Naturally, a lot of people will turn to Cable Guys to see what Lotz says about their favorite show(s), and in that respect, she will surely satisfy. Of FX’s The Shield (2002 – 2008), she suggests that it differs from most other police shows because, while they’re often situated around police work, this one is chiefly concerned with the life of its protagonist (Vic Mackey); in other words, his job is only a fraction of what the show reveals about him. She writes, “But its extensive depiction of Vic’s home life, the centrality of his family as a motivation for his actions, and its examination of his struggles to synch the illegal and amoral things he does with why he claims to do them make the series about him more than ‘the job’.”
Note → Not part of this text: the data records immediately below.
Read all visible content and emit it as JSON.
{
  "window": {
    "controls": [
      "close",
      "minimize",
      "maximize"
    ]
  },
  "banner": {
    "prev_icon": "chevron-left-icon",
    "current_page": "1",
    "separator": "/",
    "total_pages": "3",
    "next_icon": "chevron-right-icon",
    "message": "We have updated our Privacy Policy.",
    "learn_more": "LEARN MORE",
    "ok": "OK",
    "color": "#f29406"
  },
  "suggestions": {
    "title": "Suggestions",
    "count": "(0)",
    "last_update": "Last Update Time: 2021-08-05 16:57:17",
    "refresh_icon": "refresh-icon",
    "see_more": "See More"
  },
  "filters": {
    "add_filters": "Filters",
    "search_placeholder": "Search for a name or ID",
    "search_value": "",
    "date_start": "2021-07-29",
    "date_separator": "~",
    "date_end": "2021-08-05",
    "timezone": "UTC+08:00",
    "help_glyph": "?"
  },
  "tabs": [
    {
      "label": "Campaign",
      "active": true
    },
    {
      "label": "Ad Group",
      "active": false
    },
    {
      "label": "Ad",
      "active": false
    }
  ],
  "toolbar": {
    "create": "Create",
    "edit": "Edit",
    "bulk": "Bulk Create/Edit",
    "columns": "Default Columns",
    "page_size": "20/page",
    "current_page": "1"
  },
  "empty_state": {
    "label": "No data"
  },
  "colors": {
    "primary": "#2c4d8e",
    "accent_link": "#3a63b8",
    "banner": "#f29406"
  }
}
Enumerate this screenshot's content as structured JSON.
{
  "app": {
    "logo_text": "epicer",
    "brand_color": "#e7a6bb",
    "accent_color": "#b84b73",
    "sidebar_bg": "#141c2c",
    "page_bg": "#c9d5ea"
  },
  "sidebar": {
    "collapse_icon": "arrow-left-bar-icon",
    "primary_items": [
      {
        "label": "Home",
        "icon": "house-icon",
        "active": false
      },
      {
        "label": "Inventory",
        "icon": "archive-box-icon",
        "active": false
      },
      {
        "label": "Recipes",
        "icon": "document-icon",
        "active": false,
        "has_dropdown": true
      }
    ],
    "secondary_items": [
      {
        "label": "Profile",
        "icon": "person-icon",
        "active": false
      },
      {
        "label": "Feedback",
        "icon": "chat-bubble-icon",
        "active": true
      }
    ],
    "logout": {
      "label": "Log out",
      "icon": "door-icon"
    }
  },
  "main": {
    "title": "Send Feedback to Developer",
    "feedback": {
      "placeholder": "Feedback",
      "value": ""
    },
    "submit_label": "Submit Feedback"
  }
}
As for The Sopranos, it is one of many examples of HBO’s “gender-specific narratives…disproportionately centered on male characters [that] offered intricate examinations of their uncertain negotiation of modern male identity,” like network peers Oz, Six Feet Under, The Wire, Entourage, and Hung. In fact, Lotz claims that the show “provided the template” for many other shows through its “two lessons that changed television creativity,” one of which is that the central character doesn’t have to be a good man. Like many other programs she discusses, The Sopranos asks viewers to judge if and how immoral actions can ever be vindicated. As usual, she’s spot on with this observation.
I’d be remiss if I didn’t acknowledge how apt the author is about Breaking Bad, too. She does a remarkable job discussing the core mindsets of its main men, as well as how they relate to the flawed leaders in other series. A particularly concrete assertion comes with a comparison between Walter and Jesse:
Walt’s pre-diagnosis sleepwalking through life certainly isn’t venerated, but neither is the egoist that he becomes… As Walt becomes increasingly self-centered during season four, Jesse’s character becomes progressively more central as the hero of the narrative… the series depicts both men looking for meaning in their lives, but where Walt searches for prestige and a sense of accomplishment… Jesse searches for meaning through human connection.
A word of warning must be given about Cable Guys, though: it’s written as formally and academically as possible, with plenty of intellectual jargon, intricate syntax, and prolonged claims. It reads more like a doctorate thesis (footnotes and all) than a personable account, so internalizing it can be laboring, to say the least. If that’s not an issue for you (since it’s not inherently negative), no worries; but if you’re looking for something more in the vein of, say, “Male Bashing on TV” by Michael Abernethy (an essay I teach often, by the way), you may be disappointed. I’m not suggesting that Lotz should’ve constructed her book for idiots or lazy readers; I’m just saying that complex ideas don’t necessarily require equally complex written structure, and one runs the risk of alienating and losing readers if his or her prose is too academic jargon-laden to be engaging.
All in all, Cable Guys is an incredible work that should further cement Lotz’s place as a considerate yet comprehensive expert on media and gender studies. Her writing, while perhaps too scholarly and extraneous at times, oozes confidence, knowledge, and reflection for her themes and televised tales. I’ve taught a fair amount of comparable criticism over the years from revered authors like bell hooks and Jean Kilbourne, and this book is as good as anything else I’ve come across. As long as you’re interested in the subject matter and are okay (or even happy) with the manner in which Lotz examines it, you’ll cherish Cable Guys.